The first three models to roll off the assembly line yesterday
were a 1.8-liter MG7 sedan, a 2.5-liter larger MG7 sedan and a
1.8-liter MG TF roadster.
It was the first time an acquired foreign car brand has been
produced by a Chinese carmaker in the world's second-biggest
vehicle market.
Nanjing Automobile in July 2005 spent 53 million pounds buying
the MG brand, a closed plant in Longbridge, England, and
Powertrain, the engine unit of collapsed British carmaker MG
Rover.
Wang Haoliang, the company's chairman, yesterday described the
move as "a third path" in an effort to enhance the international
competitiveness of China's car industry.
All of the other Chinese carmakers are building their own
home-grown brands or vehicles under foreign badges through joint
ventures with overseas counterparts.
Nanjing Automobile's President Yu Jianwei said the plant in
England would resume building MG cars this year and the group is
also in discussion with several US investors to assemble MG
vehicles in Oklahoma.
"But Nanjing will be MG's main base," Yu said.
The company is building an annual production capacity of 200,000
cars, 250,000 engines and 100,000 gearboxes in the city with a
total investment of 3.5 billion yuan.
Zhang Xin, Nanjing Automobile's vice-president and chief of the
MG project, said it would extend MG's line-up to cars with engine
capacity between 1.1 and 1.6 liters in the near future.

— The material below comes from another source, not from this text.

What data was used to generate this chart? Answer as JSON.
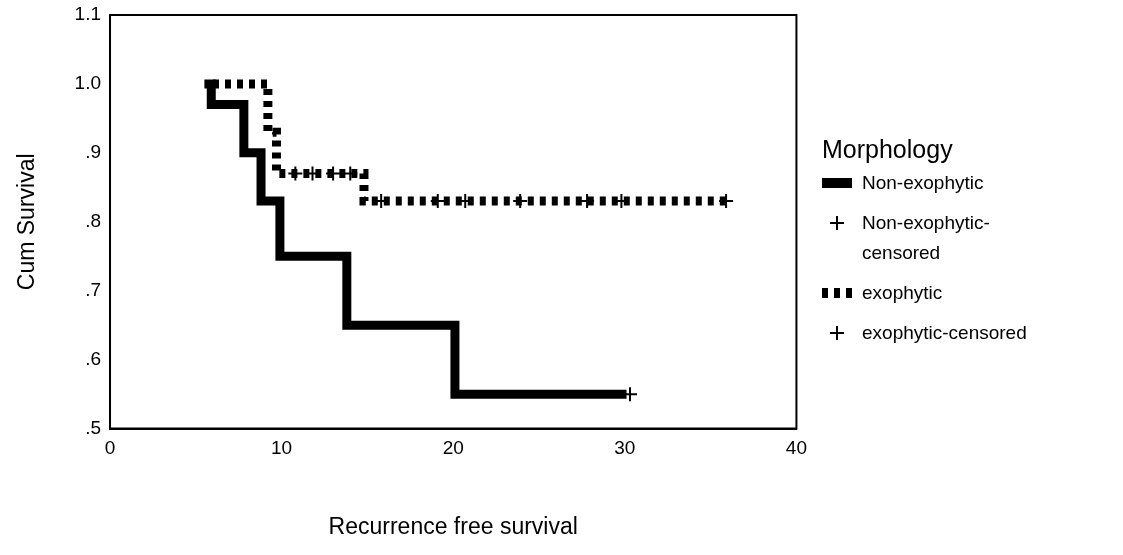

The company has not revealed a retail price for the first three
locally made MG vehicles in China or a 2007 sales goal for
them.
Analysts said Nanjing Automobile also faced a pressing task to
establish MG's brand image in China, as most local buyers are not
familiar with the British marque.
SAIC Motor Co Ltd, another Chinese carmaker partnered with
General Motors and Volkswagen, launched its 2.5-liter Roewe sedan,
based on Rover 75 technology, on the domestic market earlier this
year. The Roewe, widely seen as a rival to Nanjing Automobile's MG7
series sedans, sells for between 231,800 and 276,800 yuan.
SAIC in 2004 bought the Rover 75 and 25 sedan technology, as
well as K-series engines from MG Rover for 67 million pounds.
Sales of China-made vehicles grew by a quarter to 7.22 million
units last year from 2005, according to industry data.